Nṛttamūrti refers to an image (mūrti) of an aspect of Śiva. Nṛtta literally means “dancing”. The Pūrva-kāraṇāgama states that the figures of Śiva in the nṛtta-mūrti aspect should have near them the figure of the Devi. The colour, according to the Kāraṇāgama, of the nṛtta-mūrti aspect of Śiva is to be white.
Shilpashastra (शिल्पशास्त्र, śilpaśāstra) represents the ancient Indian science (shastra) of creative arts (shilpa) such as sculpture, iconography and painting. Closely related to Vastushastra (architecture), they often share the same literature.

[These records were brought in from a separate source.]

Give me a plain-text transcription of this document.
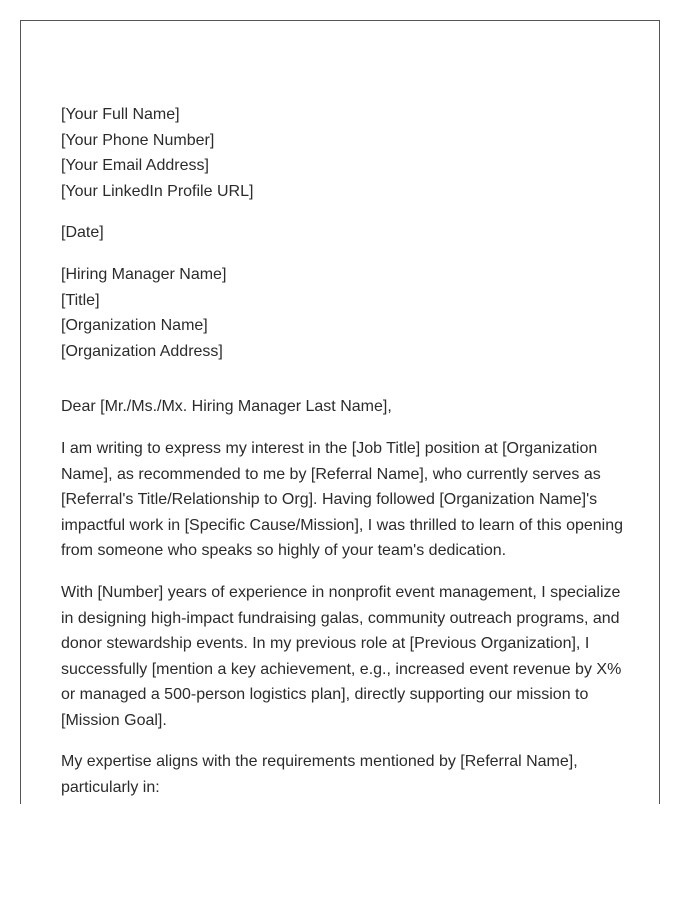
[Your Full Name]
[Your Phone Number]
[Your Email Address]
[Your LinkedIn Profile URL]
[Date]
[Hiring Manager Name]
[Title]
[Organization Name]
[Organization Address]
Dear [Mr./Ms./Mx. Hiring Manager Last Name],

I am writing to express my interest in the [Job Title] position at [Organization Name], as recommended to me by [Referral Name], who currently serves as [Referral's Title/Relationship to Org]. Having followed [Organization Name]'s impactful work in [Specific Cause/Mission], I was thrilled to learn of this opening from someone who speaks so highly of your team's dedication.

With [Number] years of experience in nonprofit event management, I specialize in designing high-impact fundraising galas, community outreach programs, and donor stewardship events. In my previous role at [Previous Organization], I successfully [mention a key achievement, e.g., increased event revenue by X% or managed a 500-person logistics plan], directly supporting our mission to [Mission Goal].

My expertise aligns with the requirements mentioned by [Referral Name], particularly in:
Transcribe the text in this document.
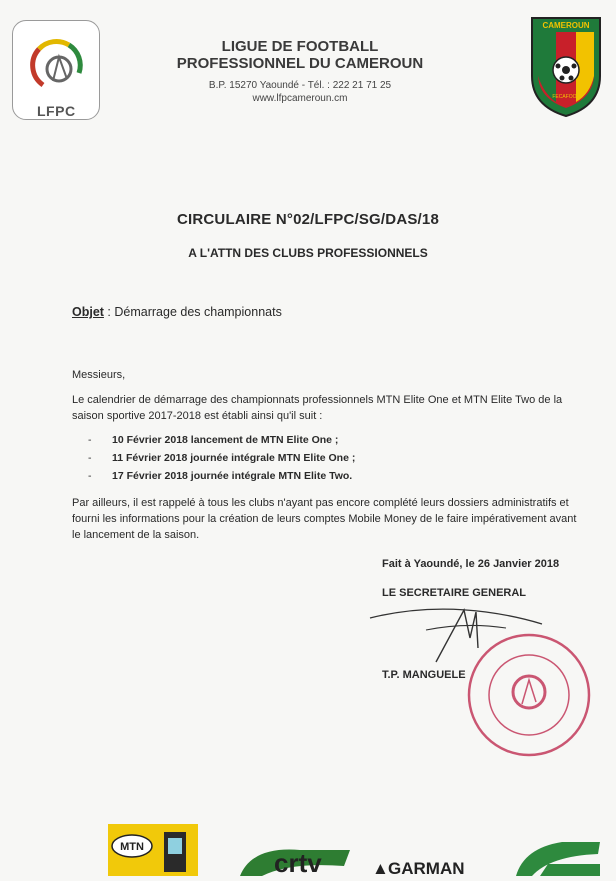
LFPC
LIGUE DE FOOTBALL
PROFESSIONNEL DU CAMEROUN
B.P. 15270 Yaoundé - Tél. : 222 21 71 25
www.lfpcameroun.cm
CAMEROUN
FECAFOOT
CIRCULAIRE N°02/LFPC/SG/DAS/18
A L'ATTN DES CLUBS PROFESSIONNELS
Objet : Démarrage des championnats
Messieurs,
Le calendrier de démarrage des championnats professionnels MTN Elite One et MTN Elite Two de la
saison sportive 2017-2018 est établi ainsi qu'il suit :
- 10 Février 2018 lancement de MTN Elite One ;
- 11 Février 2018 journée intégrale MTN Elite One ;
- 17 Février 2018 journée intégrale MTN Elite Two.
Par ailleurs, il est rappelé à tous les clubs n'ayant pas encore complété leurs dossiers administratifs et
fourni les informations pour la création de leurs comptes Mobile Money de le faire impérativement avant
le lancement de la saison.
Fait à Yaoundé, le 26 Janvier 2018
LE SECRETAIRE GENERAL
T.P. MANGUELE
MTN
crtv	▲ GARMAN
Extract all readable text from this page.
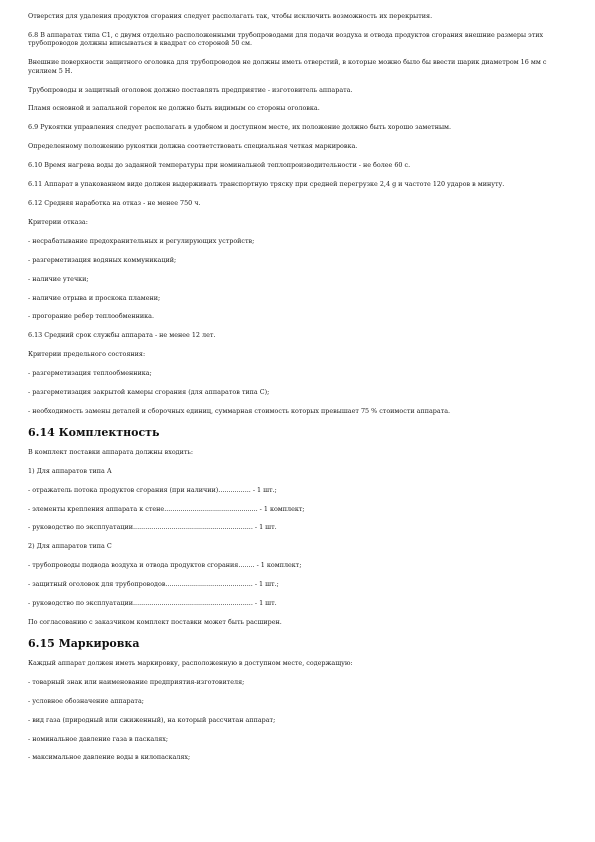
Отверстия для удаления продуктов сгорания следует располагать так, чтобы исключить возможность их перекрытия.
6.8 В аппаратах типа С1, с двумя отдельно расположенными трубопроводами для подачи воздуха и отвода продуктов сгорания внешние размеры этих трубопроводов должны вписываться в квадрат со стороной 50 см.
Внешние поверхности защитного оголовка для трубопроводов не должны иметь отверстий, в которые можно было бы ввести шарик диаметром 16 мм с усилием 5 Н.
Трубопроводы и защитный оголовок должно поставлять предприятие - изготовитель аппарата.
Пламя основной и запальной горелок не должно быть видимым со стороны оголовка.
6.9 Рукоятки управления следует располагать в удобном и доступном месте, их положение должно быть хорошо заметным.
Определенному положению рукоятки должна соответствовать специальная четкая маркировка.
6.10 Время нагрева воды до заданной температуры при номинальной теплопроизводительности - не более 60 с.
6.11 Аппарат в упакованном виде должен выдерживать транспортную тряску при средней перегрузке 2,4 g и частоте 120 ударов в минуту.
6.12 Средняя наработка на отказ - не менее 750 ч.
Критерии отказа:
- несрабатывание предохранительных и регулирующих устройств;
- разгерметизация водяных коммуникаций;
- наличие утечки;
- наличие отрыва и проскока пламени;
- прогорание ребер теплообменника.
6.13 Средний срок службы аппарата - не менее 12 лет.
Критерии предельного состояния:
- разгерметизация теплообменника;
- разгерметизация закрытой камеры сгорания (для аппаратов типа С);
- необходимость замены деталей и сборочных единиц, суммарная стоимость которых превышает 75 % стоимости аппарата.
6.14 Комплектность
В комплект поставки аппарата должны входить:
1) Для аппаратов типа А
- отражатель потока продуктов сгорания (при наличии)................ - 1 шт.;
- элементы крепления аппарата к стене.............................................. - 1 комплект;
- руководство по эксплуатации........................................................... - 1 шт.
2) Для аппаратов типа С
- трубопроводы подвода воздуха и отвода продуктов сгорания........ - 1 комплект;
- защитный оголовок для трубопроводов........................................... - 1 шт.;
- руководство по эксплуатации........................................................... - 1 шт.
По согласованию с заказчиком комплект поставки может быть расширен.
6.15 Маркировка
Каждый аппарат должен иметь маркировку, расположенную в доступном месте, содержащую:
- товарный знак или наименование предприятия-изготовителя;
- условное обозначение аппарата;
- вид газа (природный или сжиженный), на который рассчитан аппарат;
- номинальное давление газа в паскалях;
- максимальное давление воды в килопаскалях;
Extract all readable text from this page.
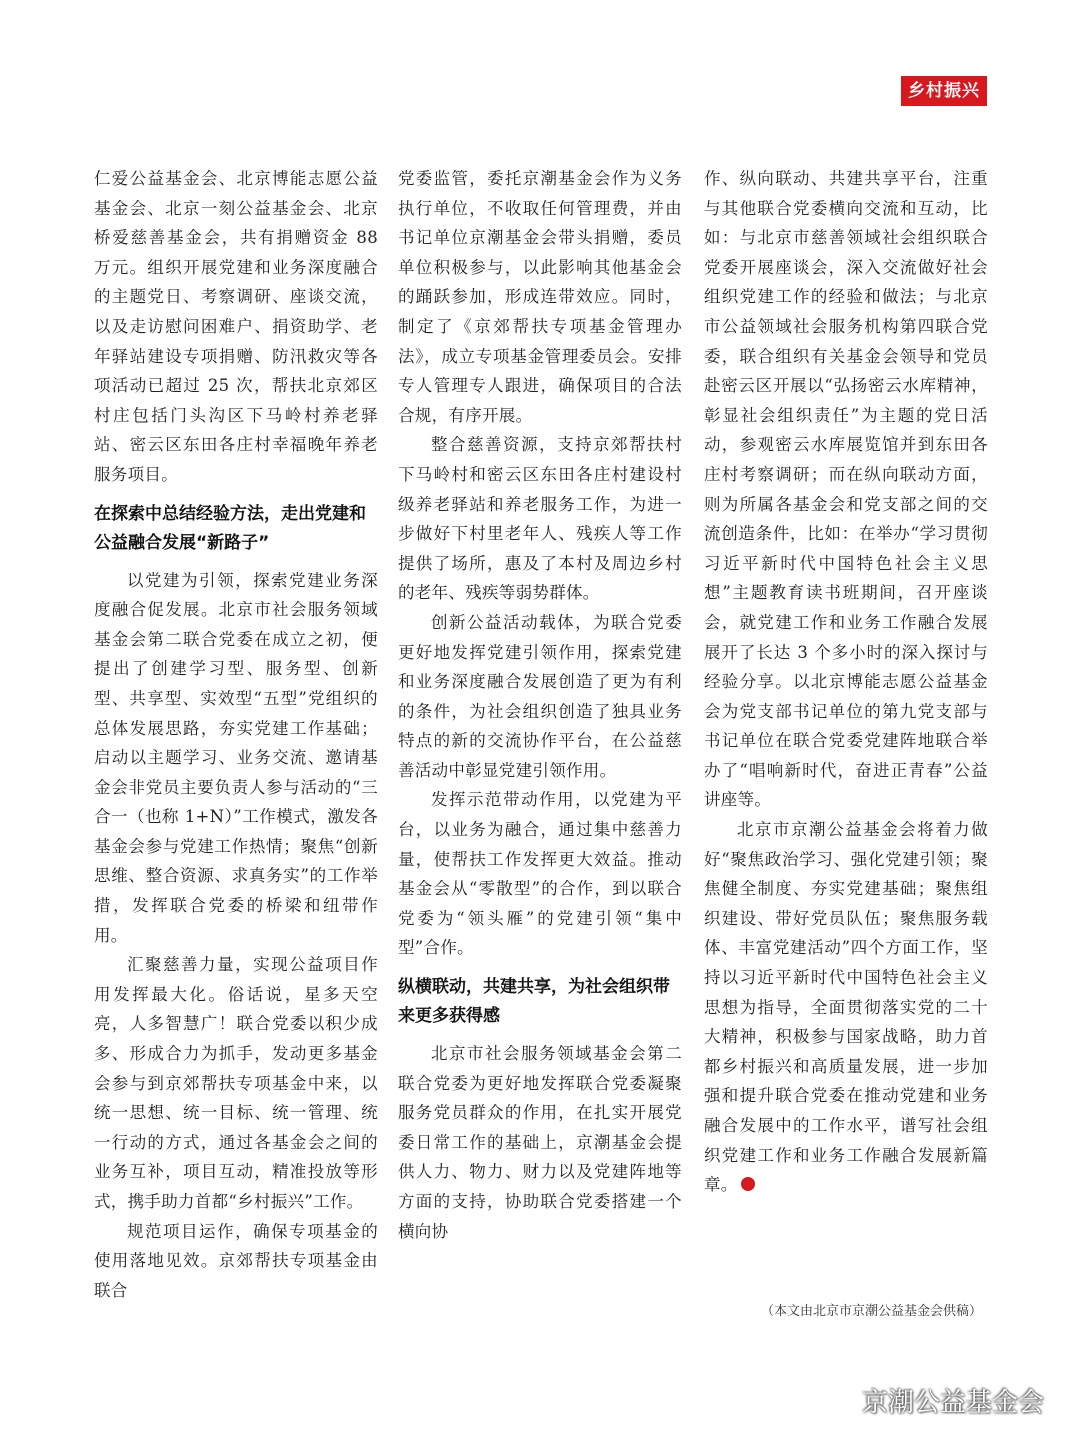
乡村振兴

仁爱公益基金会、北京博能志愿公益基金会、北京一刻公益基金会、北京桥爱慈善基金会，共有捐赠资金 88 万元。组织开展党建和业务深度融合的主题党日、考察调研、座谈交流，以及走访慰问困难户、捐资助学、老年驿站建设专项捐赠、防汛救灾等各项活动已超过 25 次，帮扶北京郊区村庄包括门头沟区下马岭村养老驿站、密云区东田各庄村幸福晚年养老服务项目。

在探索中总结经验方法，走出党建和公益融合发展“新路子”

以党建为引领，探索党建业务深度融合促发展。北京市社会服务领域基金会第二联合党委在成立之初，便提出了创建学习型、服务型、创新型、共享型、实效型“五型”党组织的总体发展思路，夯实党建工作基础；启动以主题学习、业务交流、邀请基金会非党员主要负责人参与活动的“三合一（也称 1+N）”工作模式，激发各基金会参与党建工作热情；聚焦“创新思维、整合资源、求真务实”的工作举措，发挥联合党委的桥梁和纽带作用。

汇聚慈善力量，实现公益项目作用发挥最大化。俗话说，星多天空亮，人多智慧广！联合党委以积少成多、形成合力为抓手，发动更多基金会参与到京郊帮扶专项基金中来，以统一思想、统一目标、统一管理、统一行动的方式，通过各基金会之间的业务互补，项目互动，精准投放等形式，携手助力首都“乡村振兴”工作。

规范项目运作，确保专项基金的使用落地见效。京郊帮扶专项基金由联合

党委监管，委托京潮基金会作为义务执行单位，不收取任何管理费，并由书记单位京潮基金会带头捐赠，委员单位积极参与，以此影响其他基金会的踊跃参加，形成连带效应。同时，制定了《京郊帮扶专项基金管理办法》，成立专项基金管理委员会。安排专人管理专人跟进，确保项目的合法合规，有序开展。

整合慈善资源，支持京郊帮扶村下马岭村和密云区东田各庄村建设村级养老驿站和养老服务工作，为进一步做好下村里老年人、残疾人等工作提供了场所，惠及了本村及周边乡村的老年、残疾等弱势群体。

创新公益活动载体，为联合党委更好地发挥党建引领作用，探索党建和业务深度融合发展创造了更为有利的条件，为社会组织创造了独具业务特点的新的交流协作平台，在公益慈善活动中彰显党建引领作用。

发挥示范带动作用，以党建为平台，以业务为融合，通过集中慈善力量，使帮扶工作发挥更大效益。推动基金会从“零散型”的合作，到以联合党委为“领头雁”的党建引领“集中型”合作。

纵横联动，共建共享，为社会组织带来更多获得感

北京市社会服务领域基金会第二联合党委为更好地发挥联合党委凝聚服务党员群众的作用，在扎实开展党委日常工作的基础上，京潮基金会提供人力、物力、财力以及党建阵地等方面的支持，协助联合党委搭建一个横向协

作、纵向联动、共建共享平台，注重与其他联合党委横向交流和互动，比如：与北京市慈善领域社会组织联合党委开展座谈会，深入交流做好社会组织党建工作的经验和做法；与北京市公益领域社会服务机构第四联合党委，联合组织有关基金会领导和党员赴密云区开展以“弘扬密云水库精神，彰显社会组织责任”为主题的党日活动，参观密云水库展览馆并到东田各庄村考察调研；而在纵向联动方面，则为所属各基金会和党支部之间的交流创造条件，比如：在举办“学习贯彻习近平新时代中国特色社会主义思想”主题教育读书班期间，召开座谈会，就党建工作和业务工作融合发展展开了长达 3 个多小时的深入探讨与经验分享。以北京博能志愿公益基金会为党支部书记单位的第九党支部与书记单位在联合党委党建阵地联合举办了“唱响新时代，奋进正青春”公益讲座等。

北京市京潮公益基金会将着力做好“聚焦政治学习、强化党建引领；聚焦健全制度、夯实党建基础；聚焦组织建设、带好党员队伍；聚焦服务载体、丰富党建活动”四个方面工作，坚持以习近平新时代中国特色社会主义思想为指导，全面贯彻落实党的二十大精神，积极参与国家战略，助力首都乡村振兴和高质量发展，进一步加强和提升联合党委在推动党建和业务融合发展中的工作水平，谱写社会组织党建工作和业务工作融合发展新篇章。

（本文由北京市京潮公益基金会供稿）
京潮公益基金会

Shaivism (Shaiva philosophy)Source: Shodhganga: Iconographical representations of Śiva
1) Nṛttamūrti (नृत्तमूर्ति) or simply Nṛtta refers to one of the twenty-three forms (mūrti) of Śiva mentioned in the Pūrvakāmikāgama (pratimālakṣaṇavidhi-paṭala): first and foremost among the Mūlāgama. The forms of Śiva (eg., Nṛtta-mūrti) are established through a process known as Sādākhya, described as a five-fold process of creation.
2) Nṛttamūrti is also listed among the eighteen forms (mūrti) of Śiva mentioned in the Kāraṇāgama (pratimālakṣaṇavidhi-paṭala): the fourth among the Siddhāntaśaivāgamas.
3) Nṛttamūrti is also listed among the twelve forms (mūrti) of Śiva mentioned in the Suprabhedāgama (pratimālakṣaṇavidhi-paṭala): the tenth among the Siddhāntaśaivāgamas.
4) Nṛttamūrti is also listed among the eighteen forms (mūrti) of Śiva mentioned in the Śilparatna (twenty-second adhyāya): a technical treatise by Śrīkumāra on Śilpaśāstra.
Shaiva (शैव, śaiva) or Shaivism (śaivism) represents a tradition of Hinduism worshiping Shiva as the supreme being. Closely related to Shaktism, Shaiva literature includes a range of scriptures, including Tantras, while the root of this tradition may be traced back to the ancient Vedas.